Speech to text answer component

The speech-to-text answer component is only available as part of the Participation Plus+ package in certain regions or territories. If you're interested in this subscription expansion package, please contact your site admin and/or customer success manager.

In this article we’ll be looking at the speech-to-text answer component regarding:

What is speech-to-text
Things to know
How it works for respondents
How it appears in reporting and analysis

What is speech-to-text?

The speech-to-text answer component enables users to speak their answer aloud and have it automatically transcribed into the text box. This means respondents don’t need to type their answer manually, they can simply talk, and their speech is converted to written text in real time.

This component improves accessibility in Citizen Space, as users won't need to rely on having a dedicated screen reader or external assistive technology because the component itself supports direct speech recognition.

Example of what the speech-to-text answer component looks like in the admin view

Things to know:

To use speech-to-text, you must request for the component to be enabled by contacting your customer success manager or emailing support (support@delib.net).

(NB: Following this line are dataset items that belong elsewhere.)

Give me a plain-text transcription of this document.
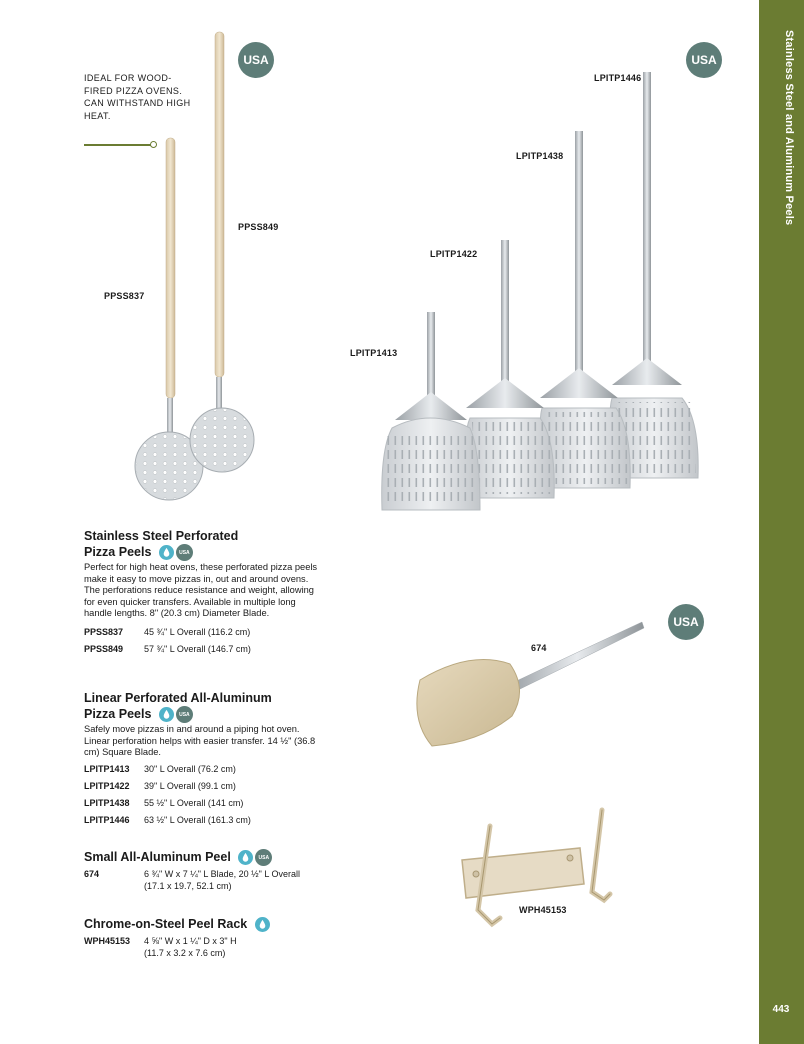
Stainless Steel and Aluminum Peels
443
USA	USA
USA
IDEAL FOR WOOD-FIRED PIZZA OVENS. CAN WITHSTAND HIGH HEAT.
PPSS837
PPSS849
LPITP1413
LPITP1422
LPITP1438
LPITP1446
674
WPH45153
Stainless Steel Perforated
Pizza Peels	USA
Perfect for high heat ovens, these perforated pizza peels make it easy to move pizzas in, out and around ovens. The perforations reduce resistance and weight, allowing for even quicker transfers. Available in multiple long handle lengths. 8" (20.3 cm) Diameter Blade.
PPSS837	45 ¾" L Overall (116.2 cm)
PPSS849	57 ¾" L Overall (146.7 cm)
Linear Perforated All-Aluminum
Pizza Peels	USA
Safely move pizzas in and around a piping hot oven. Linear perforation helps with easier transfer. 14 ½" (36.8 cm) Square Blade.
LPITP1413	30" L Overall (76.2 cm)
LPITP1422	39" L Overall (99.1 cm)
LPITP1438	55 ½" L Overall (141 cm)
LPITP1446	63 ½" L Overall (161.3 cm)
Small All-Aluminum Peel	USA
674	6 ¾" W x 7 ¼" L Blade, 20 ½" L Overall
(17.1 x 19.7, 52.1 cm)
Chrome-on-Steel Peel Rack
WPH45153	4 ⅝" W x 1 ¼" D x 3" H
(11.7 x 3.2 x 7.6 cm)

Once it's enabled, it'll be available site wide, and anyone who creates an activity using your Citizen Space site will have this component available for them to use.
Speech-to-text is created for questions that require written text responses.
It can be added as an answer component the same way other components are.
For respondents to use speech-to-text, browser permissions for microphone access is required - users will be prompted to allow access the first time they use the feature.
When recording, for privacy and performance reasons, respondents' original audio is not stored by Citizen Space.
When respondents play their response back, playback uses their browser's built-in speech-to-text functionality, so the accuracy of the playback is dependent on their browser's playback feature.
The transcript may need to be edited by respondents as it is not always 100% accurate.
Speech-to-text is limited to the English language and cannot transcribe other languages.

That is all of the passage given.